Departments of Experimental Radiotherapy [S. M. Q., A. B. M. X-Z. T., H. M. V.] and Gynecologic Oncology, Section of Experimental Gynecology [R. P., R. S. F.], The University of Texas M. D. Anderson Cancer Center, Houston, Texas 77030-4095

An IgM human tumor cell-reactive monoclonal antibody was developed that reacts with cells of ovarian cancer, colorectal cancer, breast cancer, and certain other malignancies. The monoclonal antibody AC6C3-2B12, which was obtained from a recent recloning, was purified from tissue culture supernatants and analyzed by high-performance liquid chromatography and sodium dodecyl sulfate-PAGE. An animal model was developed in which human tumors grew either as solid peritoneal metastases or as s.c. nodules utilizing the human colorectal carcinoma cell line SW620. The biodistribution of ¹¹¹In-labeled IgM conjugate was studied after i.v. or i.p. administration in nude mice bearing an s.c. xenograft or peritoneal tumor lumps of a human colorectal carcinoma (SW620).

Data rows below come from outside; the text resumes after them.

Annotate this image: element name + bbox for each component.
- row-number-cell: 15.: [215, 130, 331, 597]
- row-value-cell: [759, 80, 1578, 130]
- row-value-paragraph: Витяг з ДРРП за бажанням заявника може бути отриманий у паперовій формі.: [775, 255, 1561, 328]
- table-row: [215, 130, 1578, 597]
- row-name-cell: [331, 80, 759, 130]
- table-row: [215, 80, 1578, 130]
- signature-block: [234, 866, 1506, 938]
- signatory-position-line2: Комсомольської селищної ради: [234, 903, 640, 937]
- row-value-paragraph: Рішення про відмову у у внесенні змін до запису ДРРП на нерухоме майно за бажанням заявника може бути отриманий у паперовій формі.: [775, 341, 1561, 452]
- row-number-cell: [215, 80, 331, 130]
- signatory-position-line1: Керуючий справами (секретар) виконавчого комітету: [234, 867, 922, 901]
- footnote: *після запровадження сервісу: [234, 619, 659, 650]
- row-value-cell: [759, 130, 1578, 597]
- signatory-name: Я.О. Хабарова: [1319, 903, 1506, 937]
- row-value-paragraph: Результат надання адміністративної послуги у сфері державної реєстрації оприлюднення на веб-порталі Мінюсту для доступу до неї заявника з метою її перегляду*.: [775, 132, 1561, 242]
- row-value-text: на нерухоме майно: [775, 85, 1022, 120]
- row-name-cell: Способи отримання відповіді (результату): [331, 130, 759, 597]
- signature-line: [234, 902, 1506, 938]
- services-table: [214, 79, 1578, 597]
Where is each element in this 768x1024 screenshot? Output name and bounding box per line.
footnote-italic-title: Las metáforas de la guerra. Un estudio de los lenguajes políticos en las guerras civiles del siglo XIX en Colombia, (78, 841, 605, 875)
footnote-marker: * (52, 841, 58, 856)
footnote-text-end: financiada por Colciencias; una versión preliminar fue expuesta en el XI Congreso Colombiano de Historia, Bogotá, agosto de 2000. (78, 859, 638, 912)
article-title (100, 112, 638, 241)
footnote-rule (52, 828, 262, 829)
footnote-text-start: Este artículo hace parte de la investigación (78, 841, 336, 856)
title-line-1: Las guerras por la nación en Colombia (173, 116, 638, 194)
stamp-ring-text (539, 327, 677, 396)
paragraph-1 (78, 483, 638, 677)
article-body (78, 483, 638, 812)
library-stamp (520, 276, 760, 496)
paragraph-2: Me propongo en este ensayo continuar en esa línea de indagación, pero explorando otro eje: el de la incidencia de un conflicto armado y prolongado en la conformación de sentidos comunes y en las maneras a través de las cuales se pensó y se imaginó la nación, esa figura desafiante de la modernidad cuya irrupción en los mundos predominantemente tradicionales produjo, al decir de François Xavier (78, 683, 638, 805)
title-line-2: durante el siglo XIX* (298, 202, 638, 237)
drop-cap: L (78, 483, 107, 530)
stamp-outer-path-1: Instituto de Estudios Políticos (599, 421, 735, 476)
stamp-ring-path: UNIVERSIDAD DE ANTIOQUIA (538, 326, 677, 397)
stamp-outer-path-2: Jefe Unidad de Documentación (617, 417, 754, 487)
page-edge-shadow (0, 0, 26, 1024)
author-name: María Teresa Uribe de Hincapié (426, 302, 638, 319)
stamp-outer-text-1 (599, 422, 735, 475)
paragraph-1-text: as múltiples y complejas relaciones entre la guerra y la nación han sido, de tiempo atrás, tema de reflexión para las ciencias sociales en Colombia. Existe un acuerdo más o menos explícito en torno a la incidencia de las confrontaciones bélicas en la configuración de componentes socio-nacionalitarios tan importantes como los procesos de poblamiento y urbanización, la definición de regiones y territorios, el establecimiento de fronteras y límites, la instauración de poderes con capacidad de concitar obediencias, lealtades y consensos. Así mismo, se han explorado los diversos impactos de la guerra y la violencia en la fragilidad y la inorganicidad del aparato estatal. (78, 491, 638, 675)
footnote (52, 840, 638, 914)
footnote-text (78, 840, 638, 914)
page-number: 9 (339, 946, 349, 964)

IgM administered i.v. cleared rapidly from blood and was deposited mainly in the liver [50% injected dose/g (ID/g)], pancreas (20% ID/g), and kidney (10% ID/g) at 24 h. Tumor deposition was low (1.0% ID/g) in the s.c. tumor xenograft. In contrast, high tumor targeting (29% ID/g) was found in peritoneal tumor lumps after i.p. administration of ¹¹¹In-labeled IgM. The biological half-life of IgM in the tumor was 100 h. Long peritoneal residence time (t = 67 h) and low liver uptake (7% ID/g) were observed after i.p. administration. Blood activity was <1% of the injected activity. Tumor:normal organ ratios were high (range, 2–290) from 2 to 144 h after i.p. administration. Whole body autoradiograms at 24 h after i.p. ¹¹¹In-labeled IgM administration confirmed the biodistribution results. In normal beagle dogs, 75% of the i.p.-administered ¹¹¹In-IgM decayed in the peritoneal cavity. The majority of the remaining radioactivity was taken up by mediastinal lymph nodes. Biological half-life in both locations was approximately 137 h. The i.p. administration of intact, specific radiolabeled IgM provides prolonged retention of radioactivity in tumor, low normal tissue uptake, a long peritoneal residence time, and very limited spillover of IgM into the circulation. This approach offers a promising new method for the diagnosis and treatment of certain patients with peritoneal carcinomatosis.